When Tony Azevedo, one of the top water polo players in the world, was training at the pool one day in Long Beach, Calif., his friend brought by a rambunctious pit bull-type puppy. “As soon as she got to the edge of the pool, she jumped in and started chasing the water polo ball. I fell in love with her immediately,” Azevedo says. “Pit bulls are known for not liking water, but she loves swimming more than anything.”
Azevedo’s friend gave him the puppy, and he named her Olympia. “She grew into an 80-pound ball of muscle,” Azevedo says. “She’s very loving. All she really wants out of life is as much human contact as possible, and a good swim.”
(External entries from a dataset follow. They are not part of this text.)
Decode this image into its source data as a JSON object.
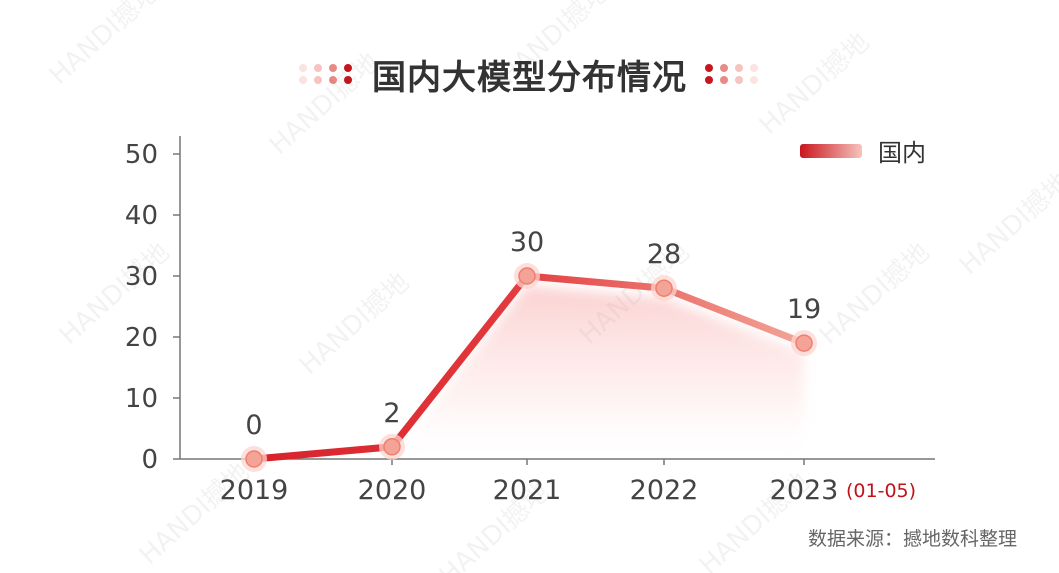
{
  "title": "国内大模型分布情况",
  "source": "数据来源：撼地数科整理",
  "watermark": "HANDI撼地",
  "colors": {
    "line_dark": "#d8212b",
    "line_light": "#f3a79a",
    "marker": "#f4a497",
    "marker_halo": "#fbd5cf",
    "axis": "#777777",
    "text": "#444444",
    "note": "#c0141d"
  },
  "chart_data": {
    "type": "line",
    "categories": [
      "2019",
      "2020",
      "2021",
      "2022",
      "2023"
    ],
    "category_note": "(01-05)",
    "series": [
      {
        "name": "国内",
        "values": [
          0,
          2,
          30,
          28,
          19
        ]
      }
    ],
    "data_labels": [
      "0",
      "2",
      "30",
      "28",
      "19"
    ],
    "yticks": [
      "0",
      "10",
      "20",
      "30",
      "40",
      "50"
    ],
    "ylim": [
      0,
      50
    ],
    "grid": false,
    "legend": "top-right",
    "area_fill": true
  }
}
A member of the U.S. Olympic Teams at the 2000 Olympics in Sydney as well as the 2004, 2008 and 2012 Olympics in Athens, Beijing and London respectively, Azevedo was named the world’s seventh-best athlete in 2003 by Men’s Journal.
But dogs are Azevedo’s other passion.
A few years after adopting Olympia, who is now 12 years old, Azevedo found out about a 4-month-old puppy at the pound whose owner had thrown him from a car window. “He was this beautiful little Brazilian Fila,” Azevedo says. “I was born in Brazil, and I really wanted to adopt him, but then the owner came back and said he wanted the dog because he found out how much money it was worth. But the shelter didn’t want to give the dog back, and because he came back within minutes of the end of the waiting period, they did a raffle and we got to take him home. I named him Apollo.”
The Fila Brasileiro, now 7, quickly grew to over 220 pounds, but defers to Olympia. “She controls him. She runs him around and makes him do things for her,” Azevedo says. “But he always has the biggest smile on his face. He’s so lovable, he just wants to sit and stare at you, and he doesn’t understand that he’s too big to be a lap dog, or why he can’t quite seem to fit on the furniture.”
Azevedo and his wife, Sara, divide their time between Long Beach and Montenegro, where Azevedo’s professional Brazilian water polo team is based. While overseas, Olympia and Apollo stay with Azevedo’s parents, so it’s only natural that Azevedo and his wife would miss their dogs and want to help the local stray dogs they saw all over Montenegro. “I was upset by the stray-dog situation,” Azevedo says. “They don’t believe in neutering, and they get puppies, then kick them out when they get big. Kids don’t learn what it means to have an animal, how loving and special they are.”
The situation prompted Sara to begin fundraising for the local shelter. “They had no equipment to give the dogs shots, and 95 percent of the dogs that come in die of worms,” he says. “My wife raised 15,000 euros for them. Since I was a pro player over there, they started doing commercials to raise awareness about the situation, and they put me on the front page of the paper. But I give my wife all the credit. She made a big difference for the dogs.”